After all bucket sums are accumulated, the total is clamped to [-1.0, 1.0]. In practice the bucket cap means the unclamped sum rarely reaches the rails; the clamp is a safety guardrail.

Worked examples

Example: Leans-Mundane

Score: -0.44 (Leans-Mundane)

The Evidence Score is -0.44 (Leans-Mundane). 4 rule(s) contributed, with the net weight indicating that one or more conventional explanations remain plausible for this case.

Rule	Bucket	Verdict	Raw	Applied	Reason
CEL-TWI-01	celestial	flagged	-0.120	-0.120	full
CEL-MOON-01	celestial	eliminated	-0.100	-0.100	full
AC-DENSITY-01	aircraft	eliminated	-0.120	-0.120	full
WX-CLOUD-01	weather	flagged	-0.100	-0.100	full
CORR-01	corroboration	passed	—	—	informational

Example: Inconclusive

Score: -0.02 (Inconclusive)

The Evidence Score is -0.02 (Inconclusive). 2 rule(s) contributed non-zero weight, but the positive and negative signals roughly balance, leaving the case inconclusive.

Rule	Bucket	Verdict	Raw	Applied	Reason
WX-CLOUD-01	weather	eliminated	+0.100	+0.100	full
AC-DENSITY-01	aircraft	flagged	-0.120	-0.120	full
CEL-MOON-01	celestial	no_data	—	—	informational
SAT-LOS-01	satellites	no_data	—	—	informational
GEO-WITNESS-01	geometry	passed	—	—	informational

Example: Leans-Unexplained

Score: +0.31 (Leans-Unexplained)

The Evidence Score is +0.31 (Leans-Unexplained). 5 rule(s) contributed, with the net weight indicating that checked conventional explanations are collectively weakened.

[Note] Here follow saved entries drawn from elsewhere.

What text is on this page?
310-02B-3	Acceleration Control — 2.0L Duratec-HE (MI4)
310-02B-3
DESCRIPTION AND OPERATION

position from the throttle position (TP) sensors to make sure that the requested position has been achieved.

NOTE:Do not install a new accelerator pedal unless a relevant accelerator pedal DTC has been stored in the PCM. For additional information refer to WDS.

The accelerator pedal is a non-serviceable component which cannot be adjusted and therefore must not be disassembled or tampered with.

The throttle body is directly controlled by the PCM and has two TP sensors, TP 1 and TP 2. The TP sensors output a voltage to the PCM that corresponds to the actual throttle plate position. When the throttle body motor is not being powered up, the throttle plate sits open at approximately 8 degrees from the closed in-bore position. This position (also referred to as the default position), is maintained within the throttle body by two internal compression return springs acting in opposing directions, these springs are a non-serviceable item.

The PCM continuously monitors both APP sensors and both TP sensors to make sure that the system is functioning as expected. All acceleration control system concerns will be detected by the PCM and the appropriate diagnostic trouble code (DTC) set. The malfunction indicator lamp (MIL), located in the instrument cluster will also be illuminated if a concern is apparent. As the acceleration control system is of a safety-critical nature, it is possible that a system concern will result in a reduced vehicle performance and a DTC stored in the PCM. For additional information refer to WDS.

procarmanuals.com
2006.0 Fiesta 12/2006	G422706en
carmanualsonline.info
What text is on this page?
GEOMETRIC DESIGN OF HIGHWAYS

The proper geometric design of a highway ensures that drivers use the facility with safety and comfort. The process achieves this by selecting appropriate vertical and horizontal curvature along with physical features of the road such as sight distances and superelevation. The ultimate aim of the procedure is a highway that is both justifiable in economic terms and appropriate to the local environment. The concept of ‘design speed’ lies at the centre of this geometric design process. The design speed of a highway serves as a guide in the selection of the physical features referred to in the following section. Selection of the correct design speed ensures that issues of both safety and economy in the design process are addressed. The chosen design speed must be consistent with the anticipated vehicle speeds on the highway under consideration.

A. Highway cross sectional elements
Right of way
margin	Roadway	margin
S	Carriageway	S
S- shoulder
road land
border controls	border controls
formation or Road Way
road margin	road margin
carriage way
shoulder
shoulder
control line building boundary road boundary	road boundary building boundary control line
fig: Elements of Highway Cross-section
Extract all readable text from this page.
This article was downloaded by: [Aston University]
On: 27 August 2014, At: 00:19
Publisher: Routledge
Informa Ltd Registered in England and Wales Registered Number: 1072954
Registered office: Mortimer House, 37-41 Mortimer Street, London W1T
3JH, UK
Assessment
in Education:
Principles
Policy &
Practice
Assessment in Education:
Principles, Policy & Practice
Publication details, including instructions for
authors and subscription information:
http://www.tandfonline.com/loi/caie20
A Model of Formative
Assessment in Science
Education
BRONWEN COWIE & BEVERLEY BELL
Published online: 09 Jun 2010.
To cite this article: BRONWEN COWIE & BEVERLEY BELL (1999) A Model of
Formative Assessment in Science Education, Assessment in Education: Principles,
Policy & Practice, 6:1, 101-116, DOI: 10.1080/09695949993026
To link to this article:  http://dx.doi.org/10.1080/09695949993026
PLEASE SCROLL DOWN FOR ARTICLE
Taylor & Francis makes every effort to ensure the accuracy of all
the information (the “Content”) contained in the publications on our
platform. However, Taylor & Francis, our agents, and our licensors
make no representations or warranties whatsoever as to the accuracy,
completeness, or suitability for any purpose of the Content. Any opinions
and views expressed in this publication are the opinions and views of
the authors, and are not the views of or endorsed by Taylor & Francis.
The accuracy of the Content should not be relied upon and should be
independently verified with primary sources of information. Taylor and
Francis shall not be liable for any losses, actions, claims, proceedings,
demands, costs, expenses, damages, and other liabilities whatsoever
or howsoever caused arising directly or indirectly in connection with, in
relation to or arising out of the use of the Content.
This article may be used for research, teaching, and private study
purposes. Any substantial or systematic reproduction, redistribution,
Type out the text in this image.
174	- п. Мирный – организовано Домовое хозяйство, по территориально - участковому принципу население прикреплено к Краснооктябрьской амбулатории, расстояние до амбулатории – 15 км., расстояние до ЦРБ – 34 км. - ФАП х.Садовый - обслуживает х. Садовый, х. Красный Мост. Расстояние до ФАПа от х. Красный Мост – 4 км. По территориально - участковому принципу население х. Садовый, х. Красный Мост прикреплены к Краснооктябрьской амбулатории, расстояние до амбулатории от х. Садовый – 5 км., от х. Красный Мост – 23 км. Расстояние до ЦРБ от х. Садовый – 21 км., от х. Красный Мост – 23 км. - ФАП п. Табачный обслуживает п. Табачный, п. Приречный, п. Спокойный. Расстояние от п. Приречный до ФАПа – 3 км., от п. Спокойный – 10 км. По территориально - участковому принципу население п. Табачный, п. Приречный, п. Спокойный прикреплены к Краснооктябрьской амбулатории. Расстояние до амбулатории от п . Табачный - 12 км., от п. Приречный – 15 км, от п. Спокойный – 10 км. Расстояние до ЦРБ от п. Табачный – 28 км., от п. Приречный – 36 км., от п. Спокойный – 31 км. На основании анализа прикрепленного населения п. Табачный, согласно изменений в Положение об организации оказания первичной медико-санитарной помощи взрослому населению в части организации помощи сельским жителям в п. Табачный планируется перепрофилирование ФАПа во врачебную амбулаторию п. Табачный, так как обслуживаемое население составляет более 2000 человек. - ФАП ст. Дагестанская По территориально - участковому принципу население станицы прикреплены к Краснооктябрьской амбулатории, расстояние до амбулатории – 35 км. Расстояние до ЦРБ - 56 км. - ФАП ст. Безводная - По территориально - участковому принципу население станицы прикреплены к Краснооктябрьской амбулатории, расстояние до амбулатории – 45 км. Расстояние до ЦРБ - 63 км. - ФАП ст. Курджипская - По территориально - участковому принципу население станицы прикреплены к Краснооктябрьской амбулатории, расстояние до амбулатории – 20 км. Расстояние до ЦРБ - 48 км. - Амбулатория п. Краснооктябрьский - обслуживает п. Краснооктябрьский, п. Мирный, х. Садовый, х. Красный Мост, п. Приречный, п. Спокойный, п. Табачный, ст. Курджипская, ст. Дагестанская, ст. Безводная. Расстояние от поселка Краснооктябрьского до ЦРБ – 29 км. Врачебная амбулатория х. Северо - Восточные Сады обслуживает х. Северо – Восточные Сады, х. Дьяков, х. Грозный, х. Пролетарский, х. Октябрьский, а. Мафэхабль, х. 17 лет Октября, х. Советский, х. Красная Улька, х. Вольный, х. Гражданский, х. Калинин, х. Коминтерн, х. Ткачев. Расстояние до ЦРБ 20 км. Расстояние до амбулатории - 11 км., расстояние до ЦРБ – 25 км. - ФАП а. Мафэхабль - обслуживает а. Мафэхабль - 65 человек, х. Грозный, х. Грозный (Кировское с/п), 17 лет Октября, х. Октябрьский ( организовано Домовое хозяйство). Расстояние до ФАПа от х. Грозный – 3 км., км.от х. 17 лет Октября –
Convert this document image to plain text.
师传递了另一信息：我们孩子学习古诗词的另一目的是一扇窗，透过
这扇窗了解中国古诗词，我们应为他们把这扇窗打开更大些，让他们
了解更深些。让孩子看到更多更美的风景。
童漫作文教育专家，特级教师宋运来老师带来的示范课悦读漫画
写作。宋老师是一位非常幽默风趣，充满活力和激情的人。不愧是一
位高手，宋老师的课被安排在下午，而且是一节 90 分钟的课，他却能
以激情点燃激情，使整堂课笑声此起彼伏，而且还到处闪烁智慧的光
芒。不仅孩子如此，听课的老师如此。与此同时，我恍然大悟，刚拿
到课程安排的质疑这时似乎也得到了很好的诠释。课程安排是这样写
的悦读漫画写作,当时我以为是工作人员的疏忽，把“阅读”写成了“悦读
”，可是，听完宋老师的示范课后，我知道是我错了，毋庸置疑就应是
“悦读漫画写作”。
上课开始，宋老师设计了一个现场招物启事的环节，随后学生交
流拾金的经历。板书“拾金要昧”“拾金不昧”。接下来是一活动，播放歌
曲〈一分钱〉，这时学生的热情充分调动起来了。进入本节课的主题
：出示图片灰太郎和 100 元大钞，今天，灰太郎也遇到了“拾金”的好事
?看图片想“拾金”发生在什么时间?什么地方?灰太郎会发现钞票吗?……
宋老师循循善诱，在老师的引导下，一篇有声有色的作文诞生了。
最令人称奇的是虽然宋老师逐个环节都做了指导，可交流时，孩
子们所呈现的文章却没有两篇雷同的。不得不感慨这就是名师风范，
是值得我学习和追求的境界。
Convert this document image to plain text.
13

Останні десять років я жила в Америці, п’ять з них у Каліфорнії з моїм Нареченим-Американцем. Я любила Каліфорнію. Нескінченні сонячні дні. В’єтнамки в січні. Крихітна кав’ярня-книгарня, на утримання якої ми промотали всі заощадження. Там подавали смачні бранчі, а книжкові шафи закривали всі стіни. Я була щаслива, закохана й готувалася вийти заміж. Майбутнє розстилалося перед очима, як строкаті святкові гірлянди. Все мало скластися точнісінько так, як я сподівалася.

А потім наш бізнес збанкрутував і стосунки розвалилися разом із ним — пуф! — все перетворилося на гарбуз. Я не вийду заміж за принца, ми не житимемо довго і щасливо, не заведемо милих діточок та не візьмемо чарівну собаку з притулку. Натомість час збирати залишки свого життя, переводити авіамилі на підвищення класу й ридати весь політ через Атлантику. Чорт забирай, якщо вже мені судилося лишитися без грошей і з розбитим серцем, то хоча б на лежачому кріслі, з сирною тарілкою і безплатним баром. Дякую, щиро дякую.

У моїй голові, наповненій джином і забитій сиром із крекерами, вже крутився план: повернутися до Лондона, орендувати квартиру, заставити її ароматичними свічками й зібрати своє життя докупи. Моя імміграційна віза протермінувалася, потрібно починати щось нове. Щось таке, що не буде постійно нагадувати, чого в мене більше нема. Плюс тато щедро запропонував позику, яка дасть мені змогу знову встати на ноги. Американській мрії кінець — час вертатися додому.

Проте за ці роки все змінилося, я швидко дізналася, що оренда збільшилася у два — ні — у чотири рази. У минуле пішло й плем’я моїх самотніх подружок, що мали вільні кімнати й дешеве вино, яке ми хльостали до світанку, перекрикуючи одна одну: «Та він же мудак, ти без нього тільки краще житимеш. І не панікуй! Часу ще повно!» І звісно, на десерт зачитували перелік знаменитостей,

Rule	Bucket	Verdict	Raw	Applied	Reason
WX-CLOUD-01	weather	eliminated	+0.100	+0.100	full
AC-DENSITY-01	aircraft	flagged	+0.080	+0.080	full
CEL-MOON-01	celestial	passed	+0.050	+0.050	full
CEL-PLANET-01	celestial	flagged	+0.030	+0.030	full
CORR-01	corroboration	eliminated	+0.050	+0.050	full
GEO-WITNESS-01	geometry	eliminated	—	—	informational

Audit trail discipline

The Evidence Score does not affect the audit hash. The hash covers only rule IDs, verdicts, and methodology version — not the computed score — so the score can be recomputed as the scoring algorithm evolves without invalidating historical citations.

Known review items

The weight ledger in hermes_audit.py records the following open questions about the current weights. These do not affect the score algorithm; they are policy questions about the weight values themselves.

SAT-LOS-01: All three verdict weights (+0.25/+0.10/+0.05) appear to have the wrong sign. A satellite match found should reduce the score (mundane explanation), not increase it. Tracked for resolution in v0.15.0.
CEL-MOON-01: The below-horizon weight (+0.05) is higher than the dim-above-horizon weight (+0.03), which is internally inconsistent.
AC-DENSITY-01: The live air-traffic snapshot is taken at intake, not at the sighting time. The −0.12 weight may overstate confidence for cases with delayed intake.